Quel est le contexte qui pousse tous ces musulmans à brandir des pancartes « Not in my name » ?
L’image générale est celle-ci, montrée par tous les sondages : plus de 80 % des Français pensent que les musulmans cherchent à imposer leur mode de vie. Ils en feraient trop, seraient sans gêne. A minima, même s’ils ne veulent pas nous tuer, ils veulent qu’on accepte leurs pratiques dans les piscines, à l’hôpital, etc. Depuis les années 2000, on assiste à un double phénomène : certains musulmans se révoltent individuellement contre cette image en en rajoutant. Ils disent : je suis républicain, je n’ai rien fait, je revendique encore plus mon islamité. D’autres, au contraire, se soumettent, évitent de dire qu’ils sont musulmans. S’ils le reconnaissent, ils ajoutent qu’ils font peu le ramadan… 

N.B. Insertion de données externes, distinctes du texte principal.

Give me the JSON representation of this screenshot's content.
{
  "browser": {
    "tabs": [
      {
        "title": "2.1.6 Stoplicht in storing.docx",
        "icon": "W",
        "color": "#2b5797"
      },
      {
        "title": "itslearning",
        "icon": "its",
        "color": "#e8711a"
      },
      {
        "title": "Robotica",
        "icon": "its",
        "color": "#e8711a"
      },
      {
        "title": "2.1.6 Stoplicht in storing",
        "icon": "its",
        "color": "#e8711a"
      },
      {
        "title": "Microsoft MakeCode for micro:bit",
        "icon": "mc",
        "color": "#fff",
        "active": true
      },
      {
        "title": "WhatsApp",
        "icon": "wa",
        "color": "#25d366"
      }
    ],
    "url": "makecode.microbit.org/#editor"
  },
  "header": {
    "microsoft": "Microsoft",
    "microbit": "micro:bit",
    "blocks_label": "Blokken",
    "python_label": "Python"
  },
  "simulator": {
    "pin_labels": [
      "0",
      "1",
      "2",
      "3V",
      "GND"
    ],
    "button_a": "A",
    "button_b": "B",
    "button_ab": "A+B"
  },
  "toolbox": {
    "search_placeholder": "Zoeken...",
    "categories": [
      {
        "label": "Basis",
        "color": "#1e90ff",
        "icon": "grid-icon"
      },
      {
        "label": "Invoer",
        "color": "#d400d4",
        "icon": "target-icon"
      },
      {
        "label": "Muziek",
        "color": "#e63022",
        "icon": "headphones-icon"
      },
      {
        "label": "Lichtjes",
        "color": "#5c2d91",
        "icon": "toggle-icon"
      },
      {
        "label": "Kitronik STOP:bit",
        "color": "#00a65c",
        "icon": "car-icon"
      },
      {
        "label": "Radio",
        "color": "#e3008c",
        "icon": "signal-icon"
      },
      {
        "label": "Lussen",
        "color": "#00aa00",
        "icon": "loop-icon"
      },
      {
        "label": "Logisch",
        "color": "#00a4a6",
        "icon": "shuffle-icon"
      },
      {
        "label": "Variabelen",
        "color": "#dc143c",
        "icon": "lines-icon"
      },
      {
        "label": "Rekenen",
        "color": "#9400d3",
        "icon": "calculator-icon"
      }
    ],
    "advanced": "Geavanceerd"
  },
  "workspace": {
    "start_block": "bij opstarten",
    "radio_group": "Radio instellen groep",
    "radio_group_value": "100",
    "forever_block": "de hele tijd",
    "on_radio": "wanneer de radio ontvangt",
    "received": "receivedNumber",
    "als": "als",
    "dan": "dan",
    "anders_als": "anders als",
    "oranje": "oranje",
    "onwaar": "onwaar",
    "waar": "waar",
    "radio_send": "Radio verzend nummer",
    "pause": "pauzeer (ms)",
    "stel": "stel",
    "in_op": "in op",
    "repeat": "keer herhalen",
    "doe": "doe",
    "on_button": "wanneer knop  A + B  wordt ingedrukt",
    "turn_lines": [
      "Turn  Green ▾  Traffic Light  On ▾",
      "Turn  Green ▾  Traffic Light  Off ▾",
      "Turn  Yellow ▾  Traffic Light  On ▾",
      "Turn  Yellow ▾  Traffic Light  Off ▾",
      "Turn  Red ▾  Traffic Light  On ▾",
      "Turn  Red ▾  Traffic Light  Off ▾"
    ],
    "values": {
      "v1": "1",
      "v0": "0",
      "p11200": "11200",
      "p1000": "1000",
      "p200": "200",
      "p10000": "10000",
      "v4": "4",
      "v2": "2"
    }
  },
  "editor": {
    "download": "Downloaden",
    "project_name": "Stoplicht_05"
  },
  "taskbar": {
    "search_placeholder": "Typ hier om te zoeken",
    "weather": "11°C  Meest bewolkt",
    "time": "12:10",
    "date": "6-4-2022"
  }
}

Nos enquêtes à l’Observatoire du religieux le montrent, notamment dans les recherches de travail ou d’appartement. Quand l’organisation État islamique ou d’autres groupes terroristes font parler d’eux, cela provoque chez eux la nécessité de se justifier. Ils se sentent coupables. D’autres qui ont envie de vivre normalement euphémisent au maximum leur islamité. 

Les horreurs récentes ont provoqué de nouvelles réactions ?
Tout le monde a été choqué, a fortiori les musulmans, qui souffrent au point d’éprouver le besoin de se dissocier. D’un côté, je crois qu’ils n’ont pas à se dédouaner. D’un autre côté, leur attitude est rassurante pour la majorité de notre population. Aujourd’hui, si votre voisin de palier est musulman, il semble pouvoir être un terroriste. C’est une illustration de la thèse de l’anthropologue Arjun Appadurai : le xxe siècle avait peur des révolutions de masse, le xxie a peur des petits nombres, chacun s’inquiète de son voisin. Le fait de voir défiler les musulmans contre Daech est dès lors vécu comme rassurant. 

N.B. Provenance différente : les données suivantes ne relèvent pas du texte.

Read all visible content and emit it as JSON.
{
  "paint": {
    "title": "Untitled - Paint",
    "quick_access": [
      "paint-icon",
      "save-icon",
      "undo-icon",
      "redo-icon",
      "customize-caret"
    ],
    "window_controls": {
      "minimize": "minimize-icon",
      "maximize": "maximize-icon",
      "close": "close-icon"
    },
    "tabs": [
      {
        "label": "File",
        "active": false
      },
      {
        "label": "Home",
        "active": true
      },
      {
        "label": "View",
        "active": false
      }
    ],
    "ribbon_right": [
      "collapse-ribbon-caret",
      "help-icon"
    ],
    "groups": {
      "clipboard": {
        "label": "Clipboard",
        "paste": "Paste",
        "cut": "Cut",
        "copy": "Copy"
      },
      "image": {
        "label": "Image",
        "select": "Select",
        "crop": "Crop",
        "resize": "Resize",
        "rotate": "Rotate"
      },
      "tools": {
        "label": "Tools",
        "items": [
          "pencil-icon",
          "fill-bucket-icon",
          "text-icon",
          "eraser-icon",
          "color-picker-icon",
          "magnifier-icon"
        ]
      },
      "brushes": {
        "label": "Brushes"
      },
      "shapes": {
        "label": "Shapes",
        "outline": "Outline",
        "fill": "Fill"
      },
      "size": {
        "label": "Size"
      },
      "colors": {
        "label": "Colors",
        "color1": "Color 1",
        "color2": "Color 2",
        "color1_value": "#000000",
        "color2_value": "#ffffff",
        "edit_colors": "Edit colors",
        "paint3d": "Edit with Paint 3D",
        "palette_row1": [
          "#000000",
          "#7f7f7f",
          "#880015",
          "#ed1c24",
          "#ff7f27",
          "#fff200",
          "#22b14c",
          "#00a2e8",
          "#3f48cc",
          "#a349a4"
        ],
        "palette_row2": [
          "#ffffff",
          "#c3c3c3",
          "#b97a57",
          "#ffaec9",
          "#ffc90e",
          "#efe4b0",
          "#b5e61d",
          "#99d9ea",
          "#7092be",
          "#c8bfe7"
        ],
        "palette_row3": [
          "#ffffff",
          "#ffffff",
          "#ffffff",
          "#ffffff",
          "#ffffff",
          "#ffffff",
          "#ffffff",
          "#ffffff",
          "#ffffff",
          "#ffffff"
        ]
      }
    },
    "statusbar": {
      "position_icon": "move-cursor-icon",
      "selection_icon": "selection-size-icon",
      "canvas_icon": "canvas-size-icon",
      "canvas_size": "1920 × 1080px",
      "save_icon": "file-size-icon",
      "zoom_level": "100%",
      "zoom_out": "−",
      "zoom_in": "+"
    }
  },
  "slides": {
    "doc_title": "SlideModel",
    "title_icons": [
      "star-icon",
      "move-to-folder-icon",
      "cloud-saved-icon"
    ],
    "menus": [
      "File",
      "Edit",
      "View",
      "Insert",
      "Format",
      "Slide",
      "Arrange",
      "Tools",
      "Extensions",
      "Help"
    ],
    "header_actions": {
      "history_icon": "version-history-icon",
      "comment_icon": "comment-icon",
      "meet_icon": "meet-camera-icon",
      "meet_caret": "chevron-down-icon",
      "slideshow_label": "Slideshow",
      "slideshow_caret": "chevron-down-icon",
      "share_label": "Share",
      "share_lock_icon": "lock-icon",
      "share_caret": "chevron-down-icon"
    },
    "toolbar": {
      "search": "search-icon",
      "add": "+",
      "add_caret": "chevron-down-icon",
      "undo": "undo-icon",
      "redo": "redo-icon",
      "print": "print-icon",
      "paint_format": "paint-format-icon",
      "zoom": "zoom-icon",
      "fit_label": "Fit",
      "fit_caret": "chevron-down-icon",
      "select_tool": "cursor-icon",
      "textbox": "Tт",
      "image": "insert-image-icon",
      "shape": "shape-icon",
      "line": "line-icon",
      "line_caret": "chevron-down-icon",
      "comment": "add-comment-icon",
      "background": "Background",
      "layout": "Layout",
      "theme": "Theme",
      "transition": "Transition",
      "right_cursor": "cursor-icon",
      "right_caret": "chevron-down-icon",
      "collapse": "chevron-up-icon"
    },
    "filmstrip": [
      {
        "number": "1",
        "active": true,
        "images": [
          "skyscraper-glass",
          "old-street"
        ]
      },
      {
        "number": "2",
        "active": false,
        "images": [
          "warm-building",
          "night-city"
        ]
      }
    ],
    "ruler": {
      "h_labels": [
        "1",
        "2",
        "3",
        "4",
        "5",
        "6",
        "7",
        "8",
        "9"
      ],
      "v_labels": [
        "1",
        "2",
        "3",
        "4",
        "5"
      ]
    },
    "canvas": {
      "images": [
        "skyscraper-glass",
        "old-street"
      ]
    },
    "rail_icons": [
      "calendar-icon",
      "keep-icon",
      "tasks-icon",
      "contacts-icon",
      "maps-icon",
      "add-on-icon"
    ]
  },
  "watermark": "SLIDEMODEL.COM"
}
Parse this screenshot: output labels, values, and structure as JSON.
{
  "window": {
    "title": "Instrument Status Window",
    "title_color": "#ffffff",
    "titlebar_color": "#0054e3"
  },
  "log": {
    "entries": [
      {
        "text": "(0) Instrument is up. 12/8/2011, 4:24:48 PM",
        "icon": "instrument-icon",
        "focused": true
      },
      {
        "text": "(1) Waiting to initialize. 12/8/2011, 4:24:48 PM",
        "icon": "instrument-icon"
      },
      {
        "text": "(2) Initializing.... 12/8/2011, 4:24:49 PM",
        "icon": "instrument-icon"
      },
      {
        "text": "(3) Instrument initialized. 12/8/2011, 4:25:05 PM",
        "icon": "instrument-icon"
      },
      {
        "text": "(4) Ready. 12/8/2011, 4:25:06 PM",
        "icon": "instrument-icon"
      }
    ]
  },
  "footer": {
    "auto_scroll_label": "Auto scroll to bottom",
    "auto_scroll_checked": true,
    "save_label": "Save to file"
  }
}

Ce qui est nouveau dans l’islam de France, c’est une certaine unité, la dissolution des appartenances ethnoculturelles : ­l’islam des Marocains n’est plus distinct de celui des Algériens ou des Tunisiens. L’islam des nouvelles générations est globalisé. 

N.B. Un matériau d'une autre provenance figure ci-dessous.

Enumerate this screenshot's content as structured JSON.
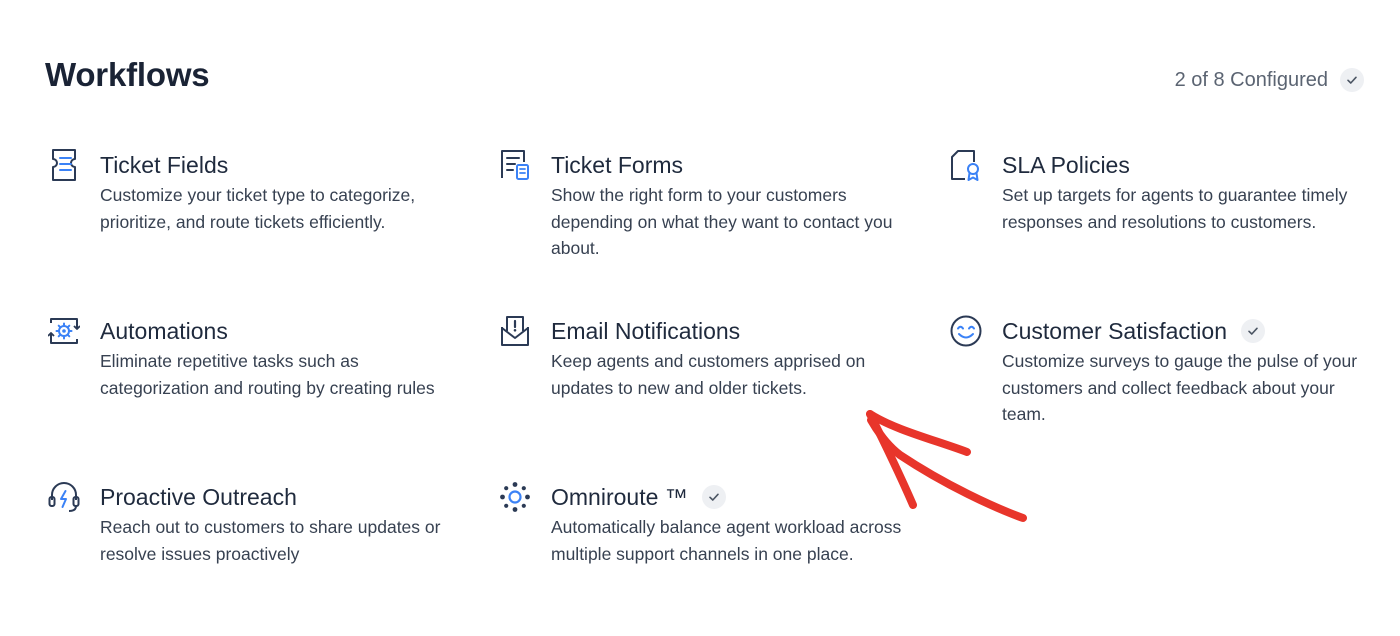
{
  "header": {
    "title": "Workflows",
    "progress_text": "2 of 8 Configured"
  },
  "cards": [
    {
      "icon": "ticket-fields-icon",
      "title": "Ticket Fields",
      "configured": false,
      "description": "Customize your ticket type to categorize, prioritize, and route tickets efficiently."
    },
    {
      "icon": "ticket-forms-icon",
      "title": "Ticket Forms",
      "configured": false,
      "description": "Show the right form to your customers depending on what they want to contact you about."
    },
    {
      "icon": "sla-policies-icon",
      "title": "SLA Policies",
      "configured": false,
      "description": "Set up targets for agents to guarantee timely responses and resolutions to customers."
    },
    {
      "icon": "automations-icon",
      "title": "Automations",
      "configured": false,
      "description": "Eliminate repetitive tasks such as categorization and routing by creating rules"
    },
    {
      "icon": "email-notifications-icon",
      "title": "Email Notifications",
      "configured": false,
      "description": "Keep agents and customers apprised on updates to new and older tickets."
    },
    {
      "icon": "customer-satisfaction-icon",
      "title": "Customer Satisfaction",
      "configured": true,
      "description": "Customize surveys to gauge the pulse of your customers and collect feedback about your team."
    },
    {
      "icon": "proactive-outreach-icon",
      "title": "Proactive Outreach",
      "configured": false,
      "description": "Reach out to customers to share updates or resolve issues proactively"
    },
    {
      "icon": "omniroute-icon",
      "title": "Omniroute ™",
      "configured": true,
      "description": "Automatically balance agent workload across multiple support channels in one place."
    }
  ],
  "annotation": {
    "arrow_color": "#e8352b",
    "points_to": "Email Notifications"
  },
  "colors": {
    "icon_stroke": "#2b3a55",
    "icon_accent": "#3b82f6",
    "badge_bg": "#eef0f3"
  }
}
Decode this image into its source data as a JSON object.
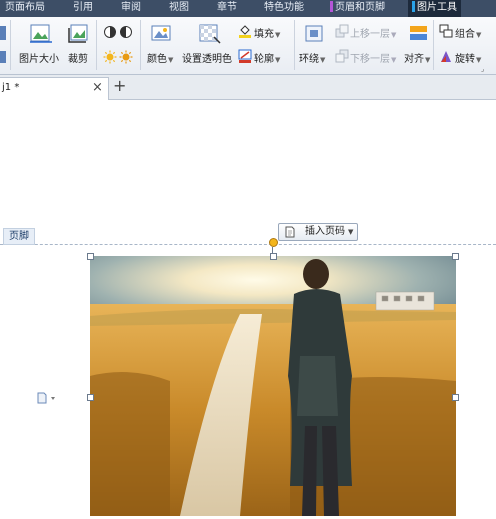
{
  "menu_tabs": [
    {
      "label": "页面布局"
    },
    {
      "label": "引用"
    },
    {
      "label": "审阅"
    },
    {
      "label": "视图"
    },
    {
      "label": "章节"
    },
    {
      "label": "特色功能"
    },
    {
      "label": "页眉和页脚"
    },
    {
      "label": "图片工具"
    }
  ],
  "ribbon": {
    "picture_size": "图片大小",
    "crop": "裁剪",
    "color": "颜色",
    "set_transparent": "设置透明色",
    "fill": "填充",
    "outline": "轮廓",
    "wrap": "环绕",
    "bring_forward": "上移一层",
    "send_backward": "下移一层",
    "align": "对齐",
    "group": "组合",
    "rotate": "旋转"
  },
  "doc_tab": {
    "name": "j1 *",
    "close": "×",
    "new": "+"
  },
  "canvas": {
    "footer_label": "页脚",
    "insert_page_number": "插入页码"
  },
  "colors": {
    "menubar": "#3d4e66",
    "header_footer_accent": "#b455d8",
    "picture_tools_accent": "#2aa2e8",
    "footer_guide": "#a8b6c8"
  }
}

 Avant le début des années 2000, le discours sur l’islamisation est d’abord quantitatif : les musulmans se multiplieraient plus vite que les autres. Ils migreraient plus vers la France et convertiraient à tour de bras. Puis s’ajoute la dimension qualitative : l’intentionnalité présumée. Le musulman aurait un plan. S’il se reproduit, migre et convertit, il le fait exprès car il cherche à s’imposer à nous. 

Vous avez relevé la fausseté des préjugés sur l’islamisation. Quels sont-ils ? 
D’abord, la fécondité mondiale des musulmans est en baisse. Qu’on soit ou non musulman, une règle s’impose : quand le taux d’alphabétisation des femmes dépasse un certain seuil, la fécondité diminue. En Europe, le Kosovo, un des pays où la natalité est la plus faible, est pourtant à majorité musulmane. Au sein de l’Union européenne, l’évolution est nette. Dans les années 1970, la différence de fécondité des populations estimées d’origine turque, pakistanaise et maghrébine était de deux enfants par femme. Le point de bascule a été enregistré en 1996, avec seulement un enfant de plus par femme. Depuis les années 2000, on note une égalisation. 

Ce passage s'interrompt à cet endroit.